Anyone who has a little time to spare and would like to use it to benefit a charity can be a volunteer in a charity shop. Volunteers are often parents with young children, retired people, students, young people seeking work experience and part-time workers.

To offer your services you can go directly into the local charity shop of your choice (to find local shops you can use our Find a charity shop database), contact your local volunteer centre, or see our list of members.

What does volunteering involve?

Volunteers often enjoy their time at the shop as it gives them the chance to meet people, make new friends, become part of a team and learn new skills while raising money for charity.

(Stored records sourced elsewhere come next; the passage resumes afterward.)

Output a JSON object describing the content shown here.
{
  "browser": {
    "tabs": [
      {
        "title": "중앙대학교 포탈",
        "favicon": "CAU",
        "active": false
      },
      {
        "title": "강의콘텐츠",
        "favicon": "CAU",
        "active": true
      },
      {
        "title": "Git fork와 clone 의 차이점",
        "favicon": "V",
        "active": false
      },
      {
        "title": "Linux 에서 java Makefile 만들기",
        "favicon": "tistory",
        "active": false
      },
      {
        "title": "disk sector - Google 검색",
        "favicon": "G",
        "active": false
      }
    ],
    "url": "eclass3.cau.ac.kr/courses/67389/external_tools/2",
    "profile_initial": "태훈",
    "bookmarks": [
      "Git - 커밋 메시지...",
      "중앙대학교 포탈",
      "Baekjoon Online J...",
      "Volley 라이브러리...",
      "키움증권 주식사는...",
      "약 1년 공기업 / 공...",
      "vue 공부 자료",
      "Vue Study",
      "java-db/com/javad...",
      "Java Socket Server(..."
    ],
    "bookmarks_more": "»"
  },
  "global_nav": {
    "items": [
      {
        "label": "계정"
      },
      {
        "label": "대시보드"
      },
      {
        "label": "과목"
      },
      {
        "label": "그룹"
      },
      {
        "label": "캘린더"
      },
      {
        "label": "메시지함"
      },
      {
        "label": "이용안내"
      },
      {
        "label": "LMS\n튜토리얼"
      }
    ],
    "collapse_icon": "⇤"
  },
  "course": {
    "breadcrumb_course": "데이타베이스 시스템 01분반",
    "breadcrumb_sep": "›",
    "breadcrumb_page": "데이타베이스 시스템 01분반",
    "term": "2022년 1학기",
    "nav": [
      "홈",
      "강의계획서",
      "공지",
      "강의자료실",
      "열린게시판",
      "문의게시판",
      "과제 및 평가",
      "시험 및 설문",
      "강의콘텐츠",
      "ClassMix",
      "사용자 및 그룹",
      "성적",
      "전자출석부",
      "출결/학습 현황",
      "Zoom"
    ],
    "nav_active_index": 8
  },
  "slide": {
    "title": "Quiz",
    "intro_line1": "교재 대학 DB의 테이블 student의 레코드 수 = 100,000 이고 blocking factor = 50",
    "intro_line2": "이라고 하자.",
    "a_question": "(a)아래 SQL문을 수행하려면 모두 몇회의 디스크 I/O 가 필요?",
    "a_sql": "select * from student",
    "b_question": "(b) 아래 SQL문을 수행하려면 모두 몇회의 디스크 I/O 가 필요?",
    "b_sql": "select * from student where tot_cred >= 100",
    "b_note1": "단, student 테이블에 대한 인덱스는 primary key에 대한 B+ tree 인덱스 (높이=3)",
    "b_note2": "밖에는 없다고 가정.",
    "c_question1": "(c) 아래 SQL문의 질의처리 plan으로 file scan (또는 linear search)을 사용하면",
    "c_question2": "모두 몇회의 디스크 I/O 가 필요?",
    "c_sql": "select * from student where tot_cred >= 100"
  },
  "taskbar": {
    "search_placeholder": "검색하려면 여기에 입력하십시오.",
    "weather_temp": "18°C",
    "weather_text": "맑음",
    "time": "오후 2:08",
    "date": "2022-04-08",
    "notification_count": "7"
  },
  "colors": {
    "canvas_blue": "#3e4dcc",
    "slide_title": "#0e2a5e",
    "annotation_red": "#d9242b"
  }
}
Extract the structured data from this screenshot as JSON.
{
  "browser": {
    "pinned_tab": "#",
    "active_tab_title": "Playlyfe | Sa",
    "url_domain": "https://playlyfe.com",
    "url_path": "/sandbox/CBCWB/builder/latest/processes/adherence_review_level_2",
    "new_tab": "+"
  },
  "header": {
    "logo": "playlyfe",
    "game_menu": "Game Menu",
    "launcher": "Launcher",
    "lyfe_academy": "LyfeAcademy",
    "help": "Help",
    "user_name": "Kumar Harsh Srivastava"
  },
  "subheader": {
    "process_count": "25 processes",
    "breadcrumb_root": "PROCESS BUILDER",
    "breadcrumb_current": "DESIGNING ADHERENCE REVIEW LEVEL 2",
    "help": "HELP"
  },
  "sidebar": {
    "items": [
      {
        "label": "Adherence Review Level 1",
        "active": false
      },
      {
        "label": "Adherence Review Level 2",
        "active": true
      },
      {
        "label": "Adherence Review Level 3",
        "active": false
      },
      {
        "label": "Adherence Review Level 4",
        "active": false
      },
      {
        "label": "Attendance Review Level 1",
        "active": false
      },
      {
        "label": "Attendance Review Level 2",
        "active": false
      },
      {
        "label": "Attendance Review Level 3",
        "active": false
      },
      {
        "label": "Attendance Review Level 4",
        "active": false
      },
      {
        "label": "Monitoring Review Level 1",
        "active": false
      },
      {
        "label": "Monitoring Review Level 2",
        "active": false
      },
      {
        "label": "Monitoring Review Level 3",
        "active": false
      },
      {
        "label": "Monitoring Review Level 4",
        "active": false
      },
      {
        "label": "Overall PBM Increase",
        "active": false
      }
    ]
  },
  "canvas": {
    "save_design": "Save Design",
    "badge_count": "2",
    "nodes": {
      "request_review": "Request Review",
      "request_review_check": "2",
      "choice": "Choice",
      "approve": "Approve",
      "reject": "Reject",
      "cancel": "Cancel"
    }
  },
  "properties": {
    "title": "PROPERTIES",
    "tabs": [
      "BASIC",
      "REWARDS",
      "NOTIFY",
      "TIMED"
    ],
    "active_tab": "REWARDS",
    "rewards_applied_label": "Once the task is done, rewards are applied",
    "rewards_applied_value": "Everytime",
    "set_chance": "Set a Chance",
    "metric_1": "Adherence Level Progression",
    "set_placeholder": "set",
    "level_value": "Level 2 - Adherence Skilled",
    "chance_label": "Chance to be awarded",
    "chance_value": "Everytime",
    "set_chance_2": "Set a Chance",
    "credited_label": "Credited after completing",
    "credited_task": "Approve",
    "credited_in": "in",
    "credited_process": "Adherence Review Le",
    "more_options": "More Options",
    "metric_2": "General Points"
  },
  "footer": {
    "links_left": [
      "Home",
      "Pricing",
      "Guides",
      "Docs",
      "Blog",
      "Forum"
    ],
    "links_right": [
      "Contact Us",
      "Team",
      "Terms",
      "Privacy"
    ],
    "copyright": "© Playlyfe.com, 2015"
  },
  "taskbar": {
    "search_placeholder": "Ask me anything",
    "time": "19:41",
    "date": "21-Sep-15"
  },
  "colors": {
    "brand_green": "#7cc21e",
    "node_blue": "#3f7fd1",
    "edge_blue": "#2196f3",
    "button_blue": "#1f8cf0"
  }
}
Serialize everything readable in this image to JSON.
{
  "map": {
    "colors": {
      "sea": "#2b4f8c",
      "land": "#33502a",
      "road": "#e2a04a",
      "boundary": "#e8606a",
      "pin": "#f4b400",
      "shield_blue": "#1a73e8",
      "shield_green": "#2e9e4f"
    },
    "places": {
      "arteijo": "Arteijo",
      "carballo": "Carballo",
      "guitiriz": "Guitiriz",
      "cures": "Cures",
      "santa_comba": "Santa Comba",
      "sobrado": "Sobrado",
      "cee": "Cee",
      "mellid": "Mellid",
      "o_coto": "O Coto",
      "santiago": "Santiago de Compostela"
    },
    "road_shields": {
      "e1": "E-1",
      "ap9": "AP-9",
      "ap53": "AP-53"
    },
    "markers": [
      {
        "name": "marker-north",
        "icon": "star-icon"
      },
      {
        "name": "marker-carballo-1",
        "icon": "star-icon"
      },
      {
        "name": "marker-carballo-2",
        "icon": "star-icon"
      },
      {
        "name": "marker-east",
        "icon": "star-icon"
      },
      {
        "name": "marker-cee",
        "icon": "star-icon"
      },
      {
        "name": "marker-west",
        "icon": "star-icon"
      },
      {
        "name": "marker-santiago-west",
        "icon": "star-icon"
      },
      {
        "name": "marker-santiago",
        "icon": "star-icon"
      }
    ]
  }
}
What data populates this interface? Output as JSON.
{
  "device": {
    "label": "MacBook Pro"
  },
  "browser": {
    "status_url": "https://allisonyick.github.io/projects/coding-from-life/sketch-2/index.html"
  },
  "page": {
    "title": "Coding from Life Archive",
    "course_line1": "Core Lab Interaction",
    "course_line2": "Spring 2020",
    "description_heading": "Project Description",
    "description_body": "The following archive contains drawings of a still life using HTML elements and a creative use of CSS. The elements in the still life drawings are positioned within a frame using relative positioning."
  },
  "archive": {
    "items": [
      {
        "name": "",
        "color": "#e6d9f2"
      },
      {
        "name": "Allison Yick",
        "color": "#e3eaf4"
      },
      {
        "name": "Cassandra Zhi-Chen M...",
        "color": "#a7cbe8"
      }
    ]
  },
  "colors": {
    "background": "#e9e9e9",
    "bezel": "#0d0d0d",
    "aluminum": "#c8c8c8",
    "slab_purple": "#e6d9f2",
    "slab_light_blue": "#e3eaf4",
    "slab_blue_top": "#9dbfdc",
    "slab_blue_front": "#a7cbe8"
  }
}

You may be asked to sort donations, price goods, work on the till and create window displays. Special skills are not often required as training is given on the job, but if you have experience, you should tell the shop manager as it can often be put to use.

Volunteering need not interfere with other commitments, and many shops ask for a regular commitment of a set number of hours per week, that could work around your schedule.

Will volunteering cost me anything?

Some charities reimburse volunteer expenses. Those on Incapacity Benefit can volunteer without their payments being affected, and those claiming the Job Seeker’s Allowance should not be affected as long as they are still ‘actively seeking and available for work’. Whichever benefit you receive, you should inform your benefits agency if you are doing voluntary work.

Safeguarding

Our members take safeguarding of their volunteers and staff as a priority. Under the Safeguarding Vulnerable Groups Act 2006, charity shops have a legal duty to protect children and vulnerable adults from individuals who are on the children’s and/or adults barred list working with these vulnerable groups. All staff and volunteers undertaking which the Act considers Regulated Activities will be subject to a DBS (Disclosure and Barring Service) check. DBS is just one of several measures that charity shops use to protect their staff and volunteers within their work places.

We expect our members to take any allegations of harmful behaviour within the charity retail sector seriously and take the appropriate action.